High-ranking diplomats who implement U.S. foreign policy this week attended Pride month celebrations.
Deputy Secretary of State John Sullivan and U.S. Rep. Mark Takano (D-Calif.) on Tuesday delivered remarks at GLIFAA’s annual Pride month reception at the State Department. Secretary of State Mike Pompeo did not attend the event, but he issued a Pride month statement on June 1.
“The United States joins people around the world in celebrating lesbian, gay, bisexual, transgender and intersex (LGBTI) Pride month and reaffirms its commitment to protecting and defending the human rights of all, including LGBTI persons,” said Pompeo.
U.S. Agency for International Development Administrator Mark Green and former Arizona Congressman Jim Kolbe on Wednesday spoke at USAID’s annual Pride month reception.
“I want to say thank you to all of my LGBTI colleagues who are here today,” said Green, who in his remarks specifically acknowledged Xulhaz Mannan, a prominent LGBTI activist and former USAID employee in Bangladesh who was murdered in 2016. “Your voice is important individually, but also together. Your advocacy and your voice individually and all together makes us a stronger agency and it makes us a better agency, and I think makes us a more responsive agency.”
U.S. Ambassador to the U.N. Nikki Haley on Wednesday acknowledged Pride month in a statement.
“This June, we join our friends in the lesbian, gay, bisexual, transgender and intersex (LGBTI) community around the world who are celebrating Pride month,” said Haley. “At the U.N. we see the importance of defending freedoms of LGBTI persons from governments that violate their own people’s human rights.”
“The United States embraces personal freedom, rejects discrimination and supports the global LGBTI community in standing up for their human rights,” she added.
U.S. embassies and consulates in Paraguay, Cuba and other countries have publicly acknowledged Pride month and the International Day Against Homophobia, Transphobia and Biphobia by raising the rainbow flag and holding receptions with LGBTI rights advocates.
“It was an honor to preside over the first public ceremony of the raising of the rainbow flag during LGBTI Pride month today at the embassy,” said U.S. Ambassador to Paraguay Lee McClenny on his Twitter page on Wednesday. “The fight to protect the rights, dignity and equity of all people is a task that we must undertake together.”
The Trump administration continues to promote LGBTI rights abroad. This year’s Pride month is nevertheless taking place against the backdrop of growing criticism over the White House’s domestic LGBT rights record and its overall foreign policy.
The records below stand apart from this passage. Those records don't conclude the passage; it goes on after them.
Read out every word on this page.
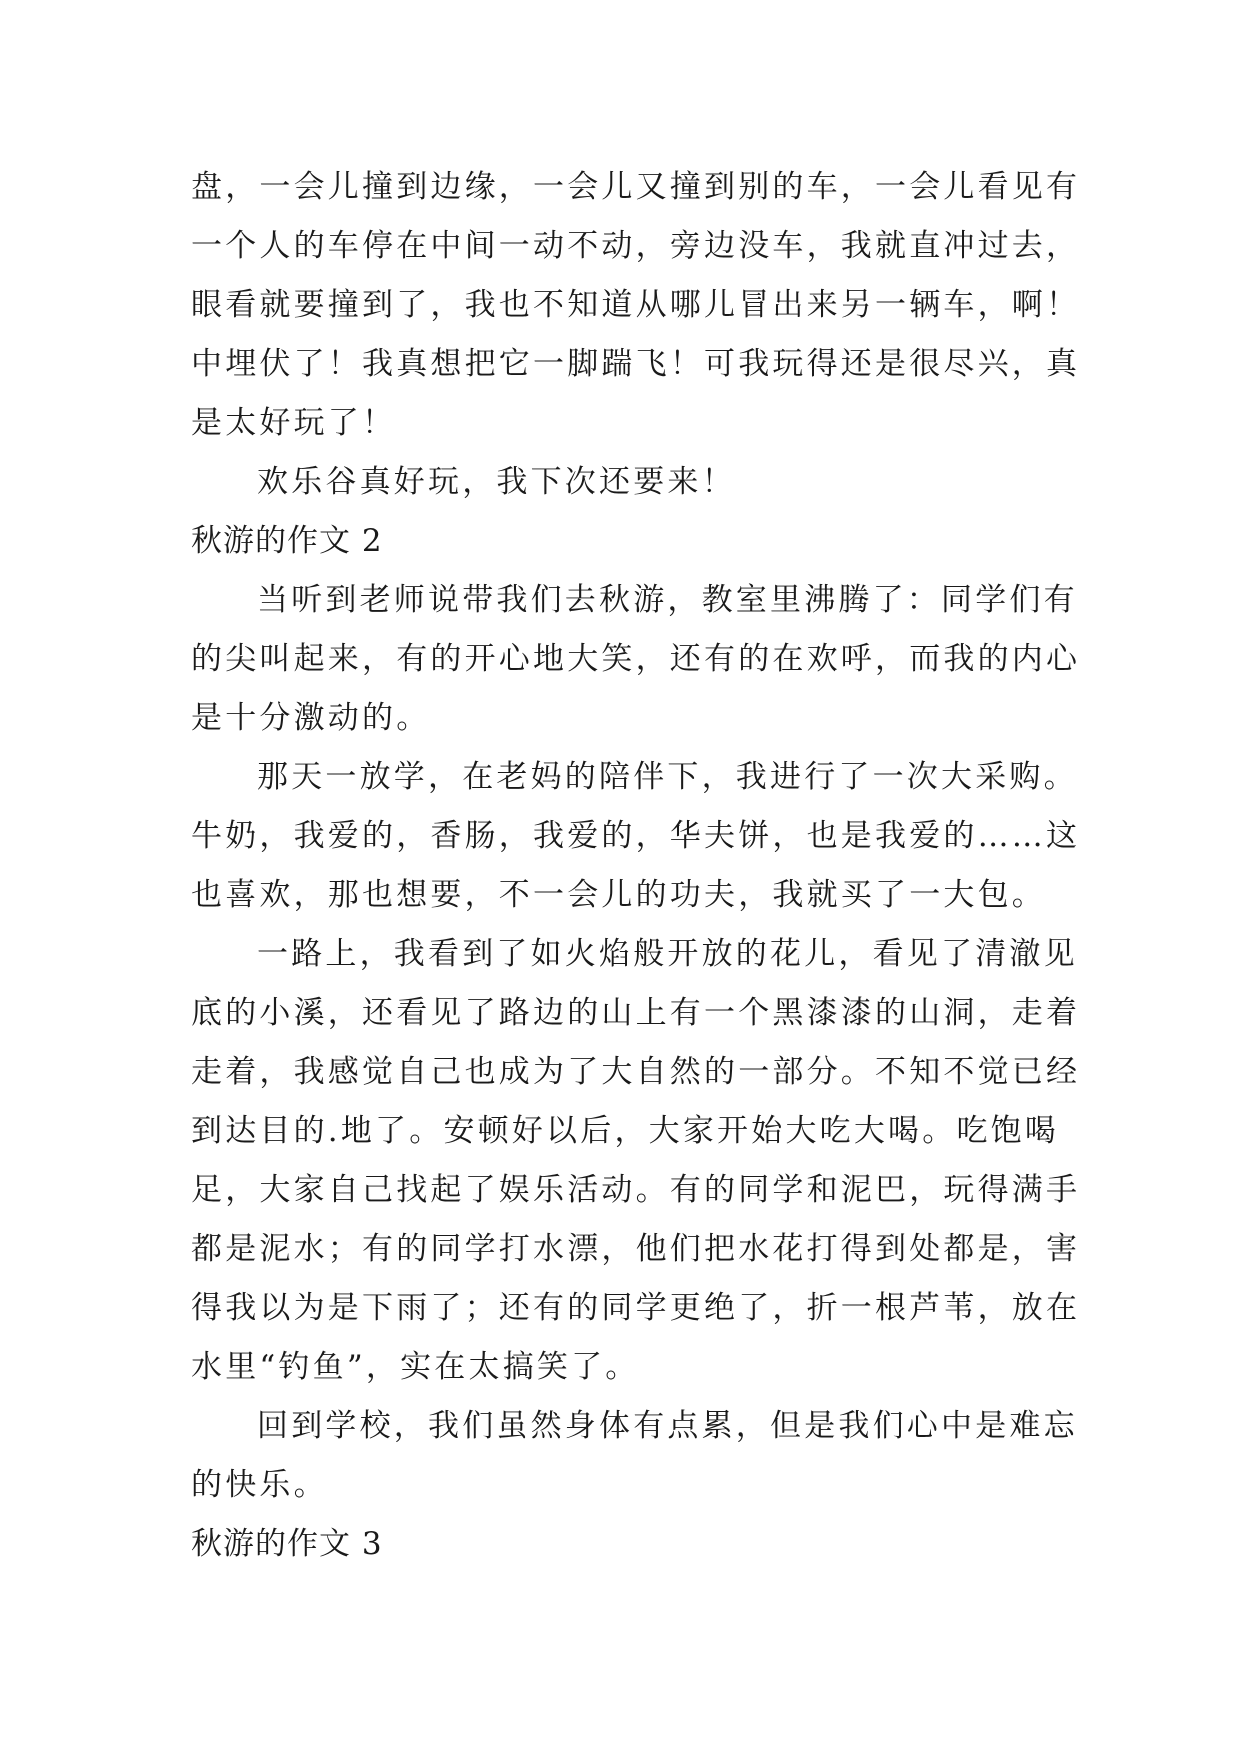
盘，一会儿撞到边缘，一会儿又撞到别的车，一会儿看见有
一个人的车停在中间一动不动，旁边没车，我就直冲过去，
眼看就要撞到了，我也不知道从哪儿冒出来另一辆车，啊！
中埋伏了！我真想把它一脚踹飞！可我玩得还是很尽兴，真
是太好玩了！
欢乐谷真好玩，我下次还要来！
秋游的作文 2
当听到老师说带我们去秋游，教室里沸腾了：同学们有
的尖叫起来，有的开心地大笑，还有的在欢呼，而我的内心
是十分激动的。
那天一放学，在老妈的陪伴下，我进行了一次大采购。
牛奶，我爱的，香肠，我爱的，华夫饼，也是我爱的……这
也喜欢，那也想要，不一会儿的功夫，我就买了一大包。
一路上，我看到了如火焰般开放的花儿，看见了清澈见
底的小溪，还看见了路边的山上有一个黑漆漆的山洞，走着
走着，我感觉自己也成为了大自然的一部分。不知不觉已经
到达目的.地了。安顿好以后，大家开始大吃大喝。吃饱喝
足，大家自己找起了娱乐活动。有的同学和泥巴，玩得满手
都是泥水；有的同学打水漂，他们把水花打得到处都是，害
得我以为是下雨了；还有的同学更绝了，折一根芦苇，放在
水里“钓鱼”，实在太搞笑了。
回到学校，我们虽然身体有点累，但是我们心中是难忘
的快乐。
秋游的作文 3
Newly installed U.S. Ambassador to Germany Richard Grenell, who is openly gay, has sparked controversy with comments that include his desire to “empower” European conservatives. U.S. Sen. Jeanne Shaheen (D-N.H.) on Monday said Grenell “should be recalled immediately” if he “is unwilling to refrain from political statements.”
Pompeo earlier this year during his confirmation hearing sparked widespread criticism among LGBTI rights advocates when he did not specifically say whether he thinks “being gay is a perversion.” Pompeo’s opposition to marriage rights for same-sex couples and the repeal of “Don’t Ask, Don’t Tell” also came under scrutiny before the U.S. Senate confirmed him to succeed Rex Tillerson.
“In many parts of the world, LGBTI individuals and their supporters continue to face violence, arrest, harassment and intimidation for standing up for their human rights, participating in peaceful marches and rallies, expressing their views, and simply being who they are,” said Pompeo in his Pride month statement. “LGBTI persons — like all persons — must be free to enjoy their human rights and fundamental freedoms, including freedom of expression, peaceful assembly, and association, without fear of reprisal. As Americans, we place a high value on these rights and freedoms, which all persons deserve to enjoy fully and equally.”